Here is the code: (proprietary data removed)
def addWork(source_list):
for item in source_list:
#print "adding: '%s'"%(item)
work_queue.put(item)
def doWork(thread_id):
while 1:
try:
gw = work_queue.get(block=False)
except Queue.Empty:
#print "thread '%d' is terminating..."%(thread_id)
sys.exit() # no more work in the queue for this thread, die quietly
##Here is where i make the call to the REST API
##Here is were i wait for the results
##Here is where i parse the XML results and dump the data into a "global" dict
#MAIN
producer_thread = Thread(target=addWork, args=(sources,))
producer_thread.start() # start the thread (ie call the target/function)
producer_thread.join() # wait for thread/target function to terminate(block)
#start the consumers
for i in range(5):
consumer_thread = Thread(target=doWork, args=(i,))
consumer_thread.start()
thread_list.append(consumer_thread)
for thread in thread_list:
thread.join()
This is a byproduct of how CPython handles threads. There are endless discussions around the internet (search for GIL) but the solution is to use the multiprocessing module instead of threading. Multiprocessing is built with pretty much the same interface (and synchronization structures, so you can still use queues) as threading. It just gives every thread its own entire process, thus avoiding the GIL and forced serialization of parallel workloads.
Using CPython, your threads will never actually run in parallel in two different cores. Look up information on the Global Interpreter Lock (GIL).

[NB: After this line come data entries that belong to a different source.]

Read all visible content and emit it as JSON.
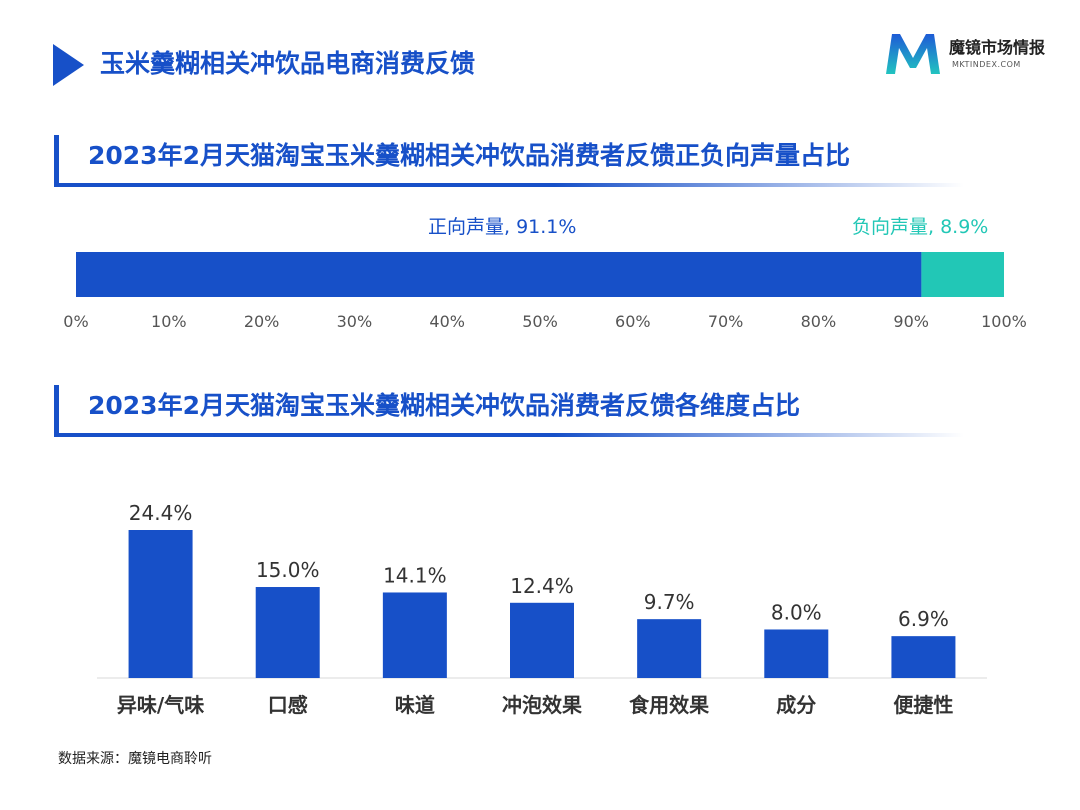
{
  "header": {
    "title": "玉米羹糊相关冲饮品电商消费反馈"
  },
  "logo": {
    "name": "魔镜市场情报",
    "sub": "MKTINDEX.COM",
    "mark": "M"
  },
  "section1": {
    "title": "2023年2月天猫淘宝玉米羹糊相关冲饮品消费者反馈正负向声量占比"
  },
  "section2": {
    "title": "2023年2月天猫淘宝玉米羹糊相关冲饮品消费者反馈各维度占比"
  },
  "source": "数据来源：魔镜电商聆听",
  "colors": {
    "primary": "#1750C8",
    "negative": "#22C7B6"
  },
  "chart_data": [
    {
      "type": "bar",
      "orientation": "horizontal-stacked",
      "series": [
        {
          "name": "正向声量",
          "value": 91.1,
          "label": "正向声量, 91.1%"
        },
        {
          "name": "负向声量",
          "value": 8.9,
          "label": "负向声量, 8.9%"
        }
      ],
      "xlim": [
        0,
        100
      ],
      "xticks": [
        "0%",
        "10%",
        "20%",
        "30%",
        "40%",
        "50%",
        "60%",
        "70%",
        "80%",
        "90%",
        "100%"
      ],
      "grid": false
    },
    {
      "type": "bar",
      "categories": [
        "异味/气味",
        "口感",
        "味道",
        "冲泡效果",
        "食用效果",
        "成分",
        "便捷性"
      ],
      "values": [
        24.4,
        15.0,
        14.1,
        12.4,
        9.7,
        8.0,
        6.9
      ],
      "data_labels": [
        "24.4%",
        "15.0%",
        "14.1%",
        "12.4%",
        "9.7%",
        "8.0%",
        "6.9%"
      ],
      "grid": false
    }
  ]
}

Basically, there's a mutual exclusion lock protecting the actual execution part of the interpreter, so no two threads can compute in parallel. Threading for I/O tasks will work just fine, because of blocking.
edit: If you want to fully take advantage of multiple cores, you need to use multiple processes. There's a lot of articles about this topic, I'm trying to look one up for you I remember was great, but can't find it =/.
As Nathon suggested, you can use the multiprocessing module. There are tools to help you share objects between processes (take a look at POSH, Python Object Sharing).